Immigration

International migration is a burgeoning field in sociology, and the UCI's immigration program in sociology ranks among the best in the world. Renowned faculty members work with graduate students on a variety of funded projects, focusing in particular on how immigrants are integrated into the United States. Work done through the Center for Research on International Migration is wide-ranging, multi-method, and interdisciplinary. Among the projects are studies of:

  • Intergenerational mobility among Mexican Americans.
  • The durability of ethnicity
  • Educational outcomes of the children of immigrants.
  • Methods of collecting and reporting data on the unauthorized population.
  • Racial and ethnic diversity, intermarriage, and multiracial identification, based on interviews with multiracial families and census data.
  • Ethnic and generational differences in college attainment.
  • Naturalization and immigrant public assistance.
  • Ethnic economies.
  • Criminalization of immigrants.
  • Immigration enforcement.
  • The children of immigrants, now in adulthood.

 

FACULTY

 

Stanley R. Bailey
Latin America, race and ethnicity in Brazil and the United States, religion, U.S.-Mexico border
Frank D. Bean, Distinguished Professor Emeritus
Demography, welfare use, racial and ethnic identity, fertility, unauthorized population
Susan Brown, Professor Emerita
Spatial and socioeconomic integration, education, urban sociology, immigrants' social networks
Rocio Rosales
Ethnic economies, economic mobility, the effects of legal status
Rubén G. Rumbaut
International migration, social inequality and mobility, race and ethnicity
Irene Vega
International migration, racial group formation, socio-legal studies, educational         inequality               
Edward Telles, Cluster Coordinator
Intergenerational integration, race, ethnicity, Latin America, Latinos
Mirian Martinez-Aranda
international migration, immigration detention, law and society, race and ethnicity

 

In addition, immigration scholars are found through the university, in Anthropology; Political Science; Chicano and Latino Studies; Criminology, Law and Society; Urban Planning and Public Policy; Education; Law; Public Health; Asian American Studies; History, and more. 

 

FIELD EXAMS & GRADUATE COURSES

To take the field exam in immigration, students must take three of the courses offered in migration.

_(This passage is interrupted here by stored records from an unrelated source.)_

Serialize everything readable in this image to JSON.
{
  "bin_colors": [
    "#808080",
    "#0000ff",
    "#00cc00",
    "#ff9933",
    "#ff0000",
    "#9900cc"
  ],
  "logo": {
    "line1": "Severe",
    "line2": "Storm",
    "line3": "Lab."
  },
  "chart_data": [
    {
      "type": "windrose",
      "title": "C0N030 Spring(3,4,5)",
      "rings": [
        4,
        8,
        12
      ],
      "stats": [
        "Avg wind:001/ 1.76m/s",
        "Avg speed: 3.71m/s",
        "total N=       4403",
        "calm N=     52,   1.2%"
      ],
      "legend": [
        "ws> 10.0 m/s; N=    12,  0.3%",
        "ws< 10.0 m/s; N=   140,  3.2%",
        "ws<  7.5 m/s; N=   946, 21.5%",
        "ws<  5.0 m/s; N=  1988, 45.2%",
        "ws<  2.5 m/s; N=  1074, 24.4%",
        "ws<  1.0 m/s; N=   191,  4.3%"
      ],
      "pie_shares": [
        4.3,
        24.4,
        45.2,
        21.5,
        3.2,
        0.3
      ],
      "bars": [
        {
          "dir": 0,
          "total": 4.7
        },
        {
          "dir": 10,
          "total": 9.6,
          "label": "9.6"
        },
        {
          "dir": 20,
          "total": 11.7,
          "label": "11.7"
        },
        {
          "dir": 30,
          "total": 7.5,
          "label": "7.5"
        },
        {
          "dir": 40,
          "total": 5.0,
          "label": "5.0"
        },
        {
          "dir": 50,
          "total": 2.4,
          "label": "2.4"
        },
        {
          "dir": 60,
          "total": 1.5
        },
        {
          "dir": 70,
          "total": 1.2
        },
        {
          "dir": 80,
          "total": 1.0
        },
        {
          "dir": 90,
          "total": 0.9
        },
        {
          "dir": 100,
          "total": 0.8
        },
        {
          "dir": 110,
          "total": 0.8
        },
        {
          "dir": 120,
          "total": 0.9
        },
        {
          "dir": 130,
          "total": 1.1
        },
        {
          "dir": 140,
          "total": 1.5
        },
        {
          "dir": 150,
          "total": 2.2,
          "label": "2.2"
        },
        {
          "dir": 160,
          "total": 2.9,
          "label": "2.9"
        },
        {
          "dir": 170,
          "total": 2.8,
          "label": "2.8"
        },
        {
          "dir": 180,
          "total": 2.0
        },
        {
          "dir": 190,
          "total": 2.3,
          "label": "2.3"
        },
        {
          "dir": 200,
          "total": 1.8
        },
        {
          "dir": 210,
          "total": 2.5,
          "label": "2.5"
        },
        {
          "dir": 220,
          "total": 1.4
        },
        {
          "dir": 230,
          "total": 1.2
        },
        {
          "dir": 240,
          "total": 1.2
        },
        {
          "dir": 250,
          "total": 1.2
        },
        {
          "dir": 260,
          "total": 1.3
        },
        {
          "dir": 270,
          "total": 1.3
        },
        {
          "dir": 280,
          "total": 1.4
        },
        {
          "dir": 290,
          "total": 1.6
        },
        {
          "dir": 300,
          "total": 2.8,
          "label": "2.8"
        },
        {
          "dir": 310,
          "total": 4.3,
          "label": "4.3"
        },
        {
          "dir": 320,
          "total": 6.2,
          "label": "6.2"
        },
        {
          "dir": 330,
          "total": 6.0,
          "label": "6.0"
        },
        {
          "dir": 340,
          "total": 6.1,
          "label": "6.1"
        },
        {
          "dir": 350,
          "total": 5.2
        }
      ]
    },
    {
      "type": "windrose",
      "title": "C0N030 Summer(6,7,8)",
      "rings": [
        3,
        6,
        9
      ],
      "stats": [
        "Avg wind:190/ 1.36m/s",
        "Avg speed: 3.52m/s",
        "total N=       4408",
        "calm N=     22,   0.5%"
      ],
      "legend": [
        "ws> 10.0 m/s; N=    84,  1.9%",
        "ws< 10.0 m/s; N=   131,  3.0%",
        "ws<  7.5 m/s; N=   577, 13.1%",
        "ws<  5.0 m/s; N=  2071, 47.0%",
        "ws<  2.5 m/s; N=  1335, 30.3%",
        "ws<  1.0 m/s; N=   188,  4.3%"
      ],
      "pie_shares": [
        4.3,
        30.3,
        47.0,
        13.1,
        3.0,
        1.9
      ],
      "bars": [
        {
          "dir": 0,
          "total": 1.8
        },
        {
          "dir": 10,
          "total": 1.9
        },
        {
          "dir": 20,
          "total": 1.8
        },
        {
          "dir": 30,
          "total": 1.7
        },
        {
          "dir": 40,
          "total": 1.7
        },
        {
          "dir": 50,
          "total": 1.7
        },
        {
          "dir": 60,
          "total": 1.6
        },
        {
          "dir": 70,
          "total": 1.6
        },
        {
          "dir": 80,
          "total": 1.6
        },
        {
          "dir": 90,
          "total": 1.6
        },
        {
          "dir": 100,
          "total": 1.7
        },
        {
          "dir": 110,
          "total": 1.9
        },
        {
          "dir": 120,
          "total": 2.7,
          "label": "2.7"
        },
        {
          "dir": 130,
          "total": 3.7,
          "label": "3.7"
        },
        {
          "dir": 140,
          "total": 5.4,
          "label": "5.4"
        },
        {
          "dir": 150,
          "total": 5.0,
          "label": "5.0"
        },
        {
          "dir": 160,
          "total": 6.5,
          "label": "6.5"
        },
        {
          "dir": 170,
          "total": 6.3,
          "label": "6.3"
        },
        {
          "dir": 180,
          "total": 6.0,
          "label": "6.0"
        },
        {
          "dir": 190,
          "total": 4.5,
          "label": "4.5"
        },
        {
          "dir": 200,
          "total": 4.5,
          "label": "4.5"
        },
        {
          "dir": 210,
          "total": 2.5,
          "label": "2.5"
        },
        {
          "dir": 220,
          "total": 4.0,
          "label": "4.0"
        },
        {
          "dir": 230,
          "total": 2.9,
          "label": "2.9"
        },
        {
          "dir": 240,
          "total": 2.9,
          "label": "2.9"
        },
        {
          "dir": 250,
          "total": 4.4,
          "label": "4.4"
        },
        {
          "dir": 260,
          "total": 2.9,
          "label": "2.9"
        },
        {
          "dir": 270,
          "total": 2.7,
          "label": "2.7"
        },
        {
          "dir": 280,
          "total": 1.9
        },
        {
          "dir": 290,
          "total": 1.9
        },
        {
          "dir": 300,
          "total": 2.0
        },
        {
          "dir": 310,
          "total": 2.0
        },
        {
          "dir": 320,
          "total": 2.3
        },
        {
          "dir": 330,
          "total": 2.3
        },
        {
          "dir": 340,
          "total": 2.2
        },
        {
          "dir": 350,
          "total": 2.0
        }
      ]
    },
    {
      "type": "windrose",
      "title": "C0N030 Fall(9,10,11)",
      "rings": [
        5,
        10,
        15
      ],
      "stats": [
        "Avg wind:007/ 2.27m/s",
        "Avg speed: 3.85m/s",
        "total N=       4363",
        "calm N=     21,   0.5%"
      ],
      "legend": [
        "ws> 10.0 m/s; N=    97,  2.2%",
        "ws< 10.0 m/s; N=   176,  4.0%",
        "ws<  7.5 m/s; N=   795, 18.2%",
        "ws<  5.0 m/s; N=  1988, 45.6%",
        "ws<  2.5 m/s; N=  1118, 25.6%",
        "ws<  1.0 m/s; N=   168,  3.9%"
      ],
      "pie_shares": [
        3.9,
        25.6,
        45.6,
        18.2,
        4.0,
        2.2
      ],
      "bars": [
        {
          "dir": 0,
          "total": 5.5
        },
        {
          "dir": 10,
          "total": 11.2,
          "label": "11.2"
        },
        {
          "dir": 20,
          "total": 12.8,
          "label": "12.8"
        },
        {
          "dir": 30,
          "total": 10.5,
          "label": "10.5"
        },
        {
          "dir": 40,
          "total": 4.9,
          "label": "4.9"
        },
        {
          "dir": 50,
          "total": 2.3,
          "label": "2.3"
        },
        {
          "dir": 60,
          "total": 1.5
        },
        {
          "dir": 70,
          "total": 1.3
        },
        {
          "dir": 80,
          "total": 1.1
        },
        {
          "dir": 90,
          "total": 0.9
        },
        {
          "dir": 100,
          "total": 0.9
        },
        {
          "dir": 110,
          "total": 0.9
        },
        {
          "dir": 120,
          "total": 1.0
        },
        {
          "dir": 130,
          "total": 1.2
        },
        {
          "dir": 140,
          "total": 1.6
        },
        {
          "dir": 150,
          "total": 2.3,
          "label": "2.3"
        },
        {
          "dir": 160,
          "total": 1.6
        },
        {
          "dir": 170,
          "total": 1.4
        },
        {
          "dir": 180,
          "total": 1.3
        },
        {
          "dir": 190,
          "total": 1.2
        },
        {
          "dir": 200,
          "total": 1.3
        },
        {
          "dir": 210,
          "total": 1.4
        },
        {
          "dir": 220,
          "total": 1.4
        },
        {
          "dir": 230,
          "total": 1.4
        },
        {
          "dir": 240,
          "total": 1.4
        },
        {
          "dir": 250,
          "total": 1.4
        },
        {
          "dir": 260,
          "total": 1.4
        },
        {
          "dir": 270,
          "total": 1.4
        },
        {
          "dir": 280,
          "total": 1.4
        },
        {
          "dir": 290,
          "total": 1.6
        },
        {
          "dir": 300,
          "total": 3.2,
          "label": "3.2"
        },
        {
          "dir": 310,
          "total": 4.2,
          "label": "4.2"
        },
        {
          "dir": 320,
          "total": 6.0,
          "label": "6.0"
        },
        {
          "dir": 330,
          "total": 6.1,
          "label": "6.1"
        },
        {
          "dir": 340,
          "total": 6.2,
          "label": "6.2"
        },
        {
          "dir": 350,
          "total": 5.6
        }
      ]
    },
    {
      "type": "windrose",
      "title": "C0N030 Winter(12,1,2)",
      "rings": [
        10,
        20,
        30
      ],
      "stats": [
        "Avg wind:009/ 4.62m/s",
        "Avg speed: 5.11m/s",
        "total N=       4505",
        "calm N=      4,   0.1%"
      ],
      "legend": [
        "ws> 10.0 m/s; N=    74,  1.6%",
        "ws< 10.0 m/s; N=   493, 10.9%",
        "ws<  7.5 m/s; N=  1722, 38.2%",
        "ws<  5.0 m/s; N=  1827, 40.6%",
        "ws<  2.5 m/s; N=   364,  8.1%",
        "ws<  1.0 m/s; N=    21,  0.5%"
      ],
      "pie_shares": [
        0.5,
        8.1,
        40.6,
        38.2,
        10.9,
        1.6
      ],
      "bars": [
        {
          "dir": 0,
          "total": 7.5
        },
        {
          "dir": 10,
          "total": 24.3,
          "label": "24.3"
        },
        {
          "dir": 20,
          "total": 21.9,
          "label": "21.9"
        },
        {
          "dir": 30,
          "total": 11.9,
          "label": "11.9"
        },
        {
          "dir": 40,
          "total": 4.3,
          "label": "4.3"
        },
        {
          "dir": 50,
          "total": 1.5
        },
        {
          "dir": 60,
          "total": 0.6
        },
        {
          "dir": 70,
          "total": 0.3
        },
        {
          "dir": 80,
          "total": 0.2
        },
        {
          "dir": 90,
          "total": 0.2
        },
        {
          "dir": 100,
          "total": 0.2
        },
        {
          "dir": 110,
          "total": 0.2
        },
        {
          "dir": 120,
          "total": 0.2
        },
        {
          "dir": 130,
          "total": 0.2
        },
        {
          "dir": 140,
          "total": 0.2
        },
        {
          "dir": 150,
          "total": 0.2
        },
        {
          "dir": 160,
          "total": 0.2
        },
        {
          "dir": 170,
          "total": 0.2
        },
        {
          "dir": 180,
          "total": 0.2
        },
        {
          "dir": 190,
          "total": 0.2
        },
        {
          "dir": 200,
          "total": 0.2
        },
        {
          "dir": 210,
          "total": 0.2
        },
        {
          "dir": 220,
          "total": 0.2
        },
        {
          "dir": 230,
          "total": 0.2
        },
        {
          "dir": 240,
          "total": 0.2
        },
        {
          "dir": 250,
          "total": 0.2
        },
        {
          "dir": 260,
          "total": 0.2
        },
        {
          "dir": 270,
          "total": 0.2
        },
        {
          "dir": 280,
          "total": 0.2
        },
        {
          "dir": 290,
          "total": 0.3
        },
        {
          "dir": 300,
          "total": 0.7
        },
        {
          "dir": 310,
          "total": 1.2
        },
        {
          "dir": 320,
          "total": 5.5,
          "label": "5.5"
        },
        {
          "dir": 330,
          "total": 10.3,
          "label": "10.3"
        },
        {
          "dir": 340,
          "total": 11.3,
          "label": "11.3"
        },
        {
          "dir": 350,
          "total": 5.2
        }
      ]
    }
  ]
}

These courses may include:

  • Immigrant America (Rumbaut). Focuses on why international migration occurs, the contexts of reception at the destination, the development of ethnic identity and historical immigration policy in the U.S.
  • Immigrant Integration (Bean). Examines theories of immigrant group integration in the U.S., the meaning of citizenship and current migration policy.
  • Community and Immigration (Brown). Discusses the meaning of community in urban sociology, the role of ethnic enclaves and residential integration of immigrants and their descendants.
  • Ethnic America (Rumbaut). Examines theories of ethnicity, and the permanently unfinished character of American ethnicity, in historical and contemporary contexts.
  • Immigration and Ethnic Economies (Rosales). Examines the importance of ethnic economies to immigrant mobility.
  • Race, Immigration, and Inequality (Telles). Examines the relationships of immigration, racial and ethnic identity formation, and the role of inequality.
  • Crimmigration (Vega). Covers the criminalization of immigration in law and enforcement practices.

 

In addition, we recommend that majors take at least one class in a related area, such as race/ethnicity or population.

Students wishing to meet the requirements of a second field exam with immigration must submit substantial papers on discrete topics from three courses on immigration or related fields (as approved by the cluster coordinator).